In July, we announced a partnership with earth steward Rebecca T. Dickson, who through her Witchy Women® Magic Shoppe, produces small-batch, TWFF-themed, ethically sourced candles and smudge kits to help benefit our environmental area of giving.
Following a devastating earthquake in August, we spoke with Karen Nicolas of The Haiti Tree Project and shared ways to help the community rebuild.
In October, we partnered with Barefoot Books to present a Planet Protector Pack for kids, which contains books, educational materials, a tree-planting kit, a sustainable tote bag and a letter and frame-able photography print from Julian to inspire young environmentalists to care for the planet.
On World Water Day in March, Julian and Tassoula discussed the history of TWFF campaigns to bring water to underdeveloped regions and offered solutions for the path forward.
In May, we launched our Bring Clean Water to Cameroon campaign to help a community in Africa that hasn’t had access to clean water since the early 1980s.
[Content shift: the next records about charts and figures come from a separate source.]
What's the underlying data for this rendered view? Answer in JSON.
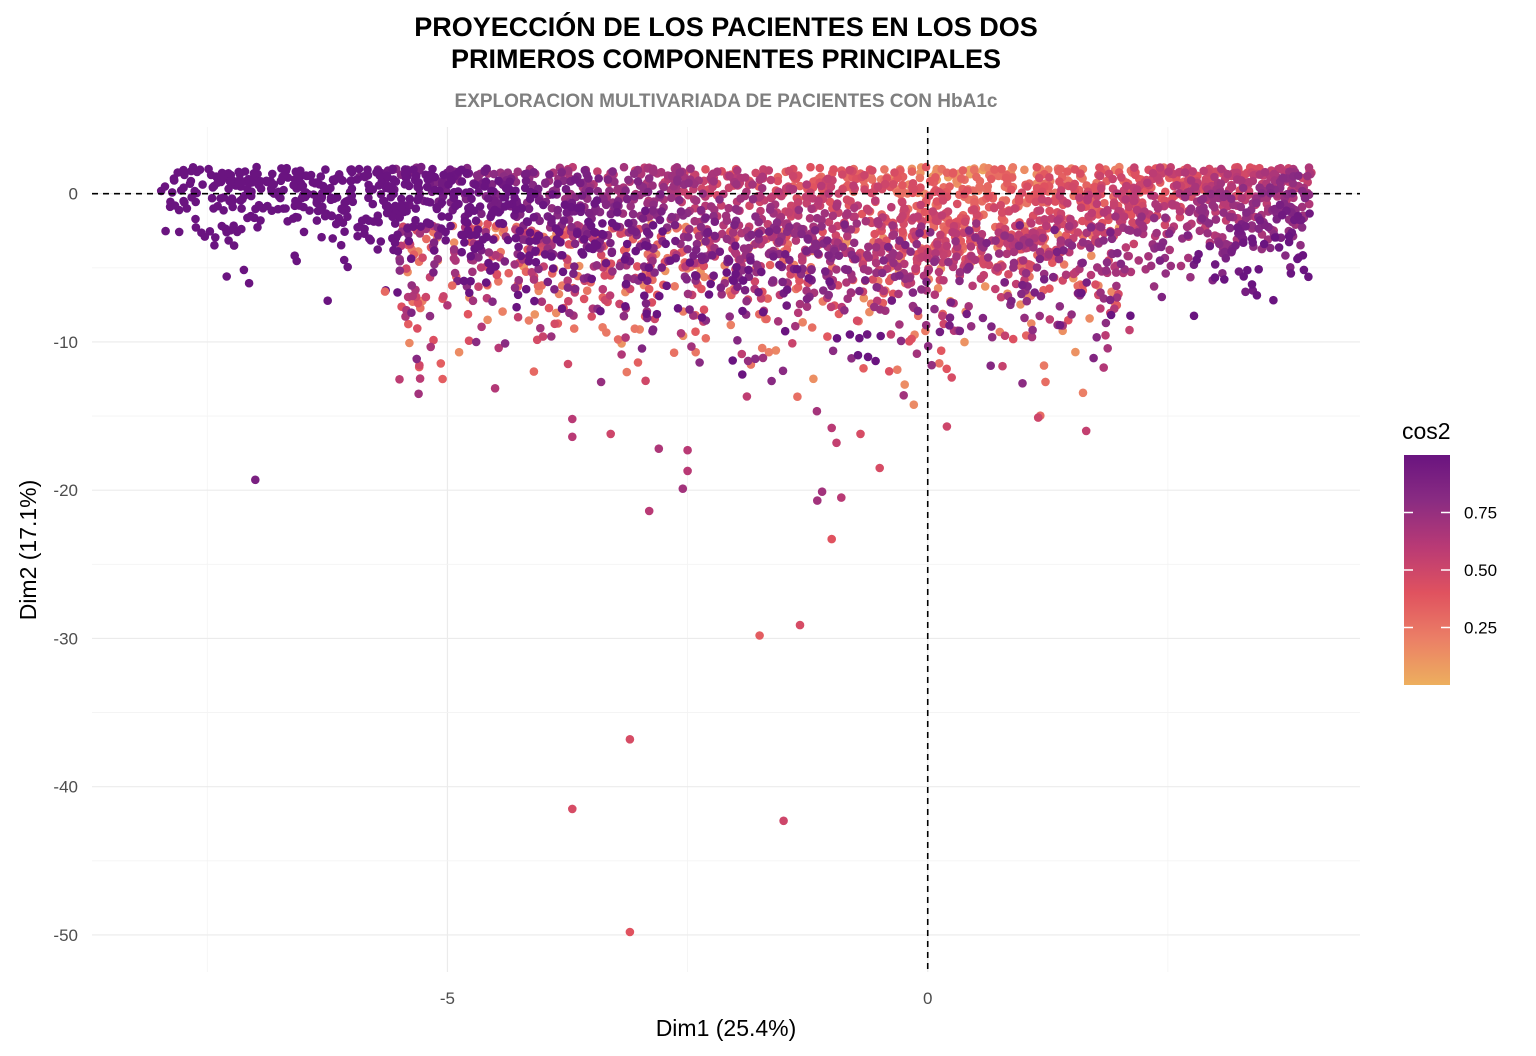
{
  "chart_data": {
    "type": "scatter",
    "title": "PROYECCIÓN DE LOS PACIENTES EN LOS DOS\nPRIMEROS COMPONENTES PRINCIPALES",
    "title_lines": [
      "PROYECCIÓN DE LOS PACIENTES EN LOS DOS",
      "PRIMEROS COMPONENTES PRINCIPALES"
    ],
    "subtitle": "EXPLORACION MULTIVARIADA DE PACIENTES CON HbA1c",
    "xlabel": "Dim1 (25.4%)",
    "ylabel": "Dim2 (17.1%)",
    "xlim": [
      -8.7,
      4.5
    ],
    "ylim": [
      -52.5,
      4.5
    ],
    "x_ticks": [
      -5,
      0
    ],
    "x_tick_labels": [
      "-5",
      "0"
    ],
    "y_ticks": [
      0,
      -10,
      -20,
      -30,
      -40,
      -50
    ],
    "y_tick_labels": [
      "0",
      "-10",
      "-20",
      "-30",
      "-40",
      "-50"
    ],
    "reference_lines": {
      "x": 0,
      "y": 0,
      "style": "dashed"
    },
    "grid": true,
    "legend": {
      "title": "cos2",
      "position": "right",
      "type": "continuous",
      "range": [
        0,
        1
      ],
      "breaks": [
        0.25,
        0.5,
        0.75
      ],
      "break_labels": [
        "0.25",
        "0.50",
        "0.75"
      ],
      "colors": [
        "#EDAF5E",
        "#EB7F66",
        "#E0525F",
        "#B93A75",
        "#8A2C82",
        "#6A1480"
      ]
    },
    "dense_cloud": {
      "description_free": true,
      "x_range": [
        -8.0,
        4.0
      ],
      "y_top": 2.0
    },
    "outliers": [
      {
        "x": -7.0,
        "y": -19.3,
        "cos2": 0.9
      },
      {
        "x": -3.1,
        "y": -49.8,
        "cos2": 0.4
      },
      {
        "x": -3.7,
        "y": -41.5,
        "cos2": 0.45
      },
      {
        "x": -1.5,
        "y": -42.3,
        "cos2": 0.5
      },
      {
        "x": -3.1,
        "y": -36.8,
        "cos2": 0.45
      },
      {
        "x": -1.75,
        "y": -29.8,
        "cos2": 0.35
      },
      {
        "x": -1.33,
        "y": -29.1,
        "cos2": 0.45
      },
      {
        "x": -1.0,
        "y": -23.3,
        "cos2": 0.4
      },
      {
        "x": -0.9,
        "y": -20.5,
        "cos2": 0.6
      },
      {
        "x": -1.1,
        "y": -20.1,
        "cos2": 0.7
      },
      {
        "x": -1.15,
        "y": -20.7,
        "cos2": 0.7
      },
      {
        "x": -2.9,
        "y": -21.4,
        "cos2": 0.6
      },
      {
        "x": -2.55,
        "y": -19.9,
        "cos2": 0.7
      },
      {
        "x": -2.5,
        "y": -18.7,
        "cos2": 0.6
      },
      {
        "x": -2.5,
        "y": -17.3,
        "cos2": 0.6
      },
      {
        "x": -2.8,
        "y": -17.2,
        "cos2": 0.65
      },
      {
        "x": -3.7,
        "y": -16.4,
        "cos2": 0.6
      },
      {
        "x": -3.7,
        "y": -15.2,
        "cos2": 0.6
      },
      {
        "x": -3.3,
        "y": -16.2,
        "cos2": 0.5
      },
      {
        "x": -0.7,
        "y": -16.2,
        "cos2": 0.45
      },
      {
        "x": -1.0,
        "y": -15.8,
        "cos2": 0.6
      },
      {
        "x": -0.95,
        "y": -16.8,
        "cos2": 0.55
      },
      {
        "x": -0.5,
        "y": -18.5,
        "cos2": 0.45
      },
      {
        "x": 0.2,
        "y": -15.7,
        "cos2": 0.5
      },
      {
        "x": 1.15,
        "y": -15.1,
        "cos2": 0.5
      },
      {
        "x": 1.65,
        "y": -16.0,
        "cos2": 0.55
      },
      {
        "x": -5.3,
        "y": -13.5,
        "cos2": 0.7
      },
      {
        "x": -5.05,
        "y": -12.5,
        "cos2": 0.35
      },
      {
        "x": -4.1,
        "y": -12.0,
        "cos2": 0.3
      },
      {
        "x": -3.4,
        "y": -12.7,
        "cos2": 0.75
      },
      {
        "x": -4.95,
        "y": -6.2,
        "cos2": 0.3
      },
      {
        "x": -5.65,
        "y": -6.6,
        "cos2": 0.3
      },
      {
        "x": -0.25,
        "y": -13.6,
        "cos2": 0.7
      },
      {
        "x": 0.25,
        "y": -12.4,
        "cos2": 0.45
      },
      {
        "x": -4.7,
        "y": -10.0,
        "cos2": 0.8
      },
      {
        "x": -4.4,
        "y": -10.1,
        "cos2": 0.8
      },
      {
        "x": 2.1,
        "y": -9.2,
        "cos2": 0.55
      }
    ]
  }
}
You can still donate to the cause here.
In August, we provided suggestions about how to help following a traumatic humanitarian crises in Afghanistan, which included sending relief supplies such as clean water in addition to shelter, medical assistance and transportation to safe countries.
For the Betterment of Life
In February, we celebrated our TWFF Global Ambassador Sue Flood as she took the top honour in the Climate Change category of the Royal Photographic Society Science Photography Awards. View her winning photo here.
That same month, Julian was a featured guest in the ‘Hope Rising’ event hosted by Creative Visions, which aimed to inspire positive action.
In partnership with Folklore Poetry, the first-ever Julian Lennon Prize for Poetry took place in the spring, with the winning poems selected by Julian and a team of esteemed judges. Proceeds benefitted TWFF.
In July, Julian received the “Outstanding Impact Award” at the Monaco Streaming Film Festival for his TWFF work. Representing our charity at the event was our Global Ambassador Joakim Odelberg, who gave a powerful talk on the topic of taking action for our endangered planet. View his full presentation here.
On the International Day of Charity in September, Julian and Tassoula emphasized how small every-day actions can make a significant impact in this time of worldwide crisis.
Also in September, Tassoula interviewed General Public Founder/Acclaimed Actress Portia de Rossi about her partnership with Julian and RH that brings his photography to RH stores nationwide (a portion of the sale proceeds benefit TWFF), and how her company makes art accessible to collectors from all walks of life.
On World Literacy Day, Julian was honoured with the International Literacy Award for his contributions to literacy through his work with The White Feather Foundation.
As we reflect back on all that was achieved in 2021, we thank our supporters, ambassadors, partners and friends for their help. We couldn’t have done it without you.
We look forward to more projects and progress in 2022, filled with action, compassion and empathy.